Capital raised by tech company
What’s the level of investment needed to build a tech company that goes public? The data and observations from 151 tech IPOs are below.
Software businesses needed $137mm of equity. On median, publicly traded software companies raised $137mm through their Series D before going public. Note the average equity raised of the 11 companies that IPO’d in 2019 is much higher at $425mm. Building a software business is getting more expensive, they’re going deeper into private fundraising (Slack raised through a Series H), and newer software is taking on average 11 years to exit which is in line with the median of the entire data set (10 years). Software companies are not staying private longer, they’re just raising a lot more money before going public to get a lot bigger; the average revenue of the 2019 IPO’s is $207mm versus a median of $107mm for all software companies.
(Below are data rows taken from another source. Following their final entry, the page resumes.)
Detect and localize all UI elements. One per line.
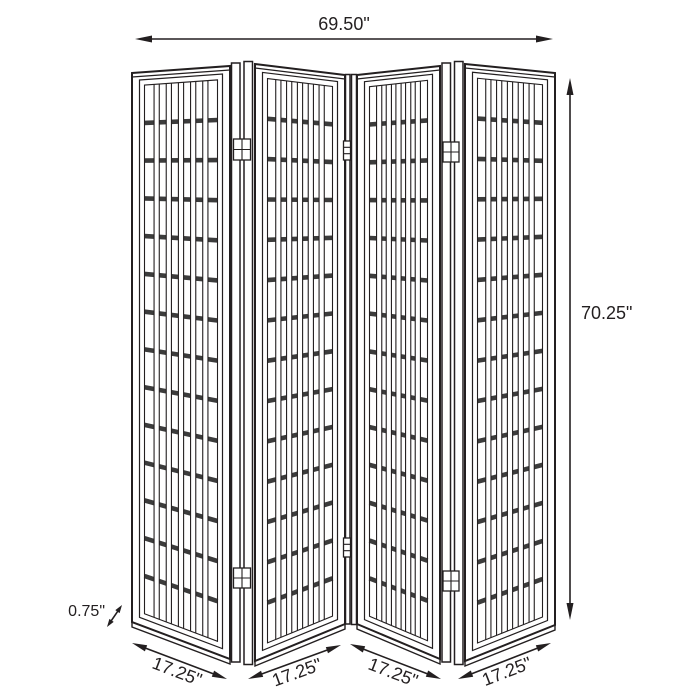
hinge-2-3-upper — [344, 141, 351, 160]
panel-thickness-arrow — [107, 605, 122, 627]
hinge-2-3-lower — [344, 538, 351, 557]
arrowhead — [135, 36, 152, 43]
panel-thickness-label: 0.75" — [68, 603, 105, 620]
diagram-canvas: 69.50" 70.25" 0.75" 17.25" 17.25" 17.25"… — [0, 0, 700, 700]
room-divider-dimension-diagram: 69.50" 70.25" 0.75" 17.25" 17.25" 17.25"… — [0, 0, 700, 700]
arrowhead — [536, 643, 551, 652]
hinge-1-2-upper — [234, 139, 251, 160]
panel-width-label-4: 17.25" — [479, 653, 534, 690]
arrowhead — [132, 643, 147, 651]
overall-height-arrow — [567, 78, 574, 620]
overall-width-arrow — [135, 36, 553, 43]
arrowhead — [212, 671, 227, 679]
arrowhead — [115, 605, 122, 613]
panel-2 — [255, 64, 345, 666]
arrowhead — [567, 603, 574, 620]
dimension-line — [111, 610, 119, 621]
hinge-1-2-lower — [234, 568, 251, 588]
hinge-plate — [344, 538, 351, 557]
arrowhead — [350, 644, 365, 653]
arrowhead — [567, 78, 574, 95]
arrowhead — [536, 36, 553, 43]
panel-1 — [132, 66, 230, 664]
arrowhead — [248, 671, 263, 679]
hinge-3-4-upper — [443, 142, 459, 162]
arrowhead — [107, 619, 114, 627]
panel-width-label-3: 17.25" — [366, 654, 421, 691]
overall-width-label: 69.50" — [318, 14, 369, 34]
stile-panel3-left — [352, 75, 357, 625]
panel-width-label-2: 17.25" — [269, 654, 324, 690]
panel-3 — [357, 66, 440, 664]
overall-height-label: 70.25" — [581, 303, 632, 323]
panel-width-label-1: 17.25" — [150, 653, 205, 690]
arrowhead — [326, 645, 341, 653]
panel-4 — [465, 64, 555, 666]
hinge-3-4-lower — [443, 571, 459, 591]
arrowhead — [426, 671, 441, 680]
hinge-plate — [344, 141, 351, 160]
arrowhead — [458, 671, 473, 680]
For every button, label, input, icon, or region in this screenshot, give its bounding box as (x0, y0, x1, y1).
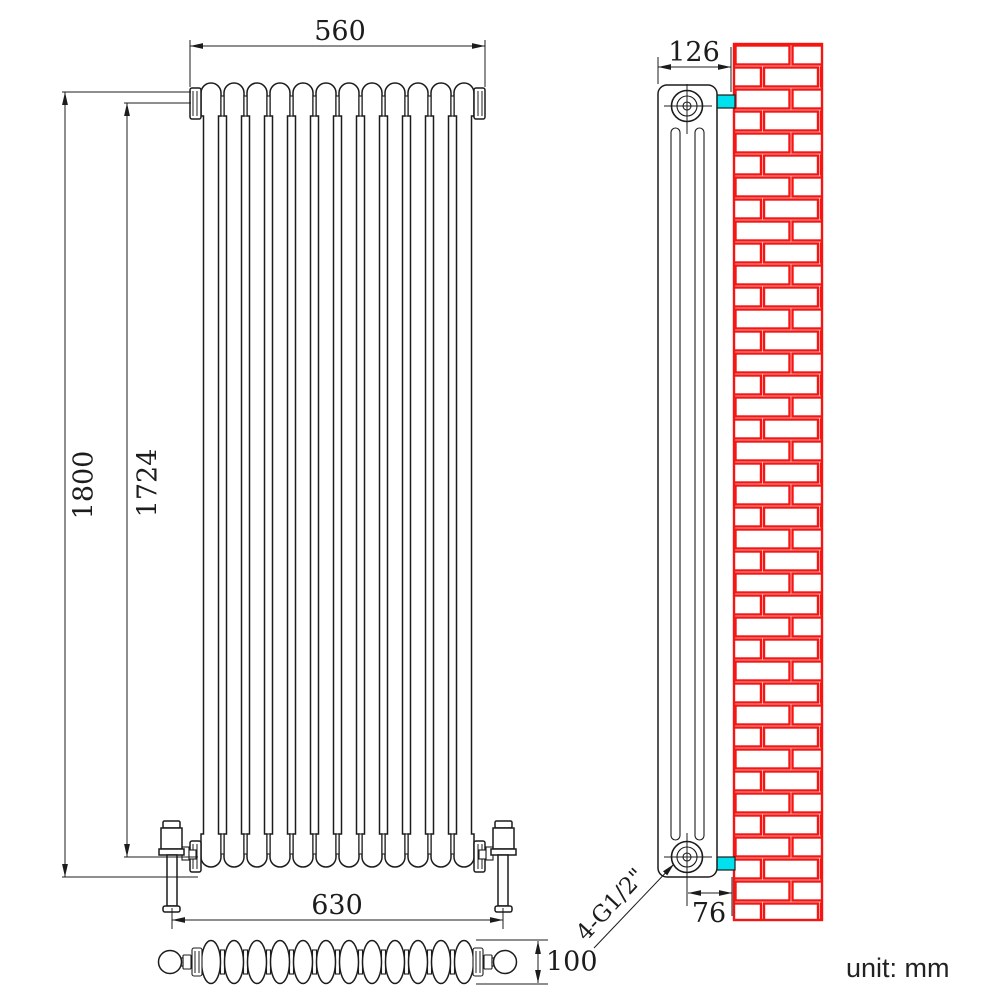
dim-630: 630 (172, 890, 503, 929)
dim-560-label: 560 (314, 16, 366, 47)
column-connector-bottom (405, 834, 408, 854)
radiator-technical-drawing: 560 1800 1724 630 (0, 0, 1001, 1001)
front-columns (201, 83, 474, 867)
column-connector-bottom (428, 834, 431, 854)
dim-126-label: 126 (668, 37, 720, 68)
radiator-column (201, 83, 221, 867)
radiator-column (385, 83, 405, 867)
plan-valve-right (473, 948, 517, 976)
column-connector-top (221, 96, 224, 116)
column-connector-top (451, 96, 454, 116)
column-connector-top (313, 96, 316, 116)
front-top-left-cap (190, 88, 201, 119)
plan-column-section (386, 941, 405, 984)
column-connector-top (382, 96, 385, 116)
radiator-column (454, 83, 474, 867)
plan-columns (202, 941, 474, 984)
plan-column-section (202, 941, 221, 984)
unit-label: unit: mm (846, 953, 950, 983)
front-view (159, 83, 516, 912)
dim-1800: 1800 (62, 92, 198, 877)
column-connector-top (359, 96, 362, 116)
wall-bracket-top (716, 95, 735, 108)
column-connector-top (428, 96, 431, 116)
plan-column-section (271, 941, 290, 984)
connection-callout: 4-G1/2" (571, 864, 674, 948)
radiator-column (316, 83, 336, 867)
plan-column-section (432, 941, 451, 984)
front-top-right-cap (474, 88, 485, 119)
plan-column-section (317, 941, 336, 984)
plan-column-section (340, 941, 359, 984)
radiator-column (431, 83, 451, 867)
radiator-column (293, 83, 313, 867)
radiator-column (270, 83, 290, 867)
dim-1724-label: 1724 (133, 449, 164, 518)
dim-630-label: 630 (311, 890, 363, 921)
dim-100-label: 100 (546, 947, 598, 978)
wall-bracket-bottom (716, 857, 735, 870)
connection-size-label: 4-G1/2" (571, 864, 650, 946)
column-connector-bottom (382, 834, 385, 854)
column-connector-top (405, 96, 408, 116)
dim-560: 560 (190, 16, 485, 87)
dim-76: 76 (688, 877, 732, 929)
column-connector-top (267, 96, 270, 116)
column-connector-bottom (221, 834, 224, 854)
dim-126: 126 (658, 37, 731, 92)
dim-76-label: 76 (692, 898, 726, 929)
column-connector-bottom (313, 834, 316, 854)
plan-column-section (455, 941, 474, 984)
radiator-column (408, 83, 428, 867)
brick-wall (734, 44, 822, 920)
column-connector-bottom (451, 834, 454, 854)
dim-1724: 1724 (124, 103, 198, 857)
column-connector-bottom (336, 834, 339, 854)
column-connector-bottom (290, 834, 293, 854)
dim-1800-label: 1800 (69, 451, 100, 520)
column-connector-bottom (359, 834, 362, 854)
plan-column-section (294, 941, 313, 984)
radiator-column (362, 83, 382, 867)
plan-valve-left (159, 948, 203, 976)
column-connector-top (336, 96, 339, 116)
side-body (658, 85, 717, 877)
column-connector-top (244, 96, 247, 116)
column-connector-bottom (267, 834, 270, 854)
column-connector-top (290, 96, 293, 116)
side-view (658, 44, 822, 920)
radiator-column (224, 83, 244, 867)
plan-column-section (225, 941, 244, 984)
plan-column-section (363, 941, 382, 984)
radiator-column (247, 83, 267, 867)
plan-view (159, 941, 517, 984)
radiator-column (339, 83, 359, 867)
plan-column-section (248, 941, 267, 984)
column-connector-bottom (244, 834, 247, 854)
plan-column-section (409, 941, 428, 984)
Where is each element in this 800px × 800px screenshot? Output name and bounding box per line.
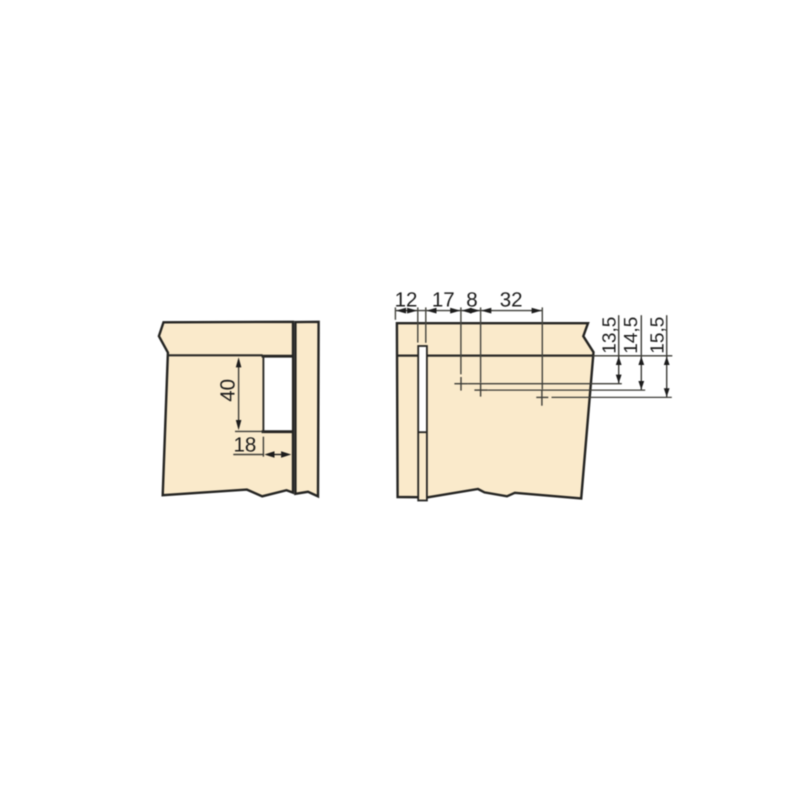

Social Media raises the most. Social media companies on median didn’t exit until after their Series F and raised on median $1.8bln of equity. Linkedin was the baby of the group raising only $117mm of equity through the Series D before going public. Note Facebook and Snap took in $3.2bln and $2.7bln before going public.
Gaming and Ecommerce are efficient. Relative to other tech peers, these companies raised far less equity prior to going public: $103mm and $80mm respectively. The gaming sector raised only through the Series B while E-commerce went public after the Series C. The sectors IPO’d 6 to 8 years after founding. Even newer ecommerce businesses like Blue Apron and Stitch Fix took only 4 and 6 years respectively, although note Blue Apron went through $200mm of equity and $94mm of debt to get there.
Hardware is a similar story. Hardware companies raised only $83mm of equity on median, exited after 11 years, and did so after the Series D. Roku and Sonos required 16 and 14 years to exit raising $239mm and $314mm, respectively. Peloton needed only 7 years, but plowed through $1bln.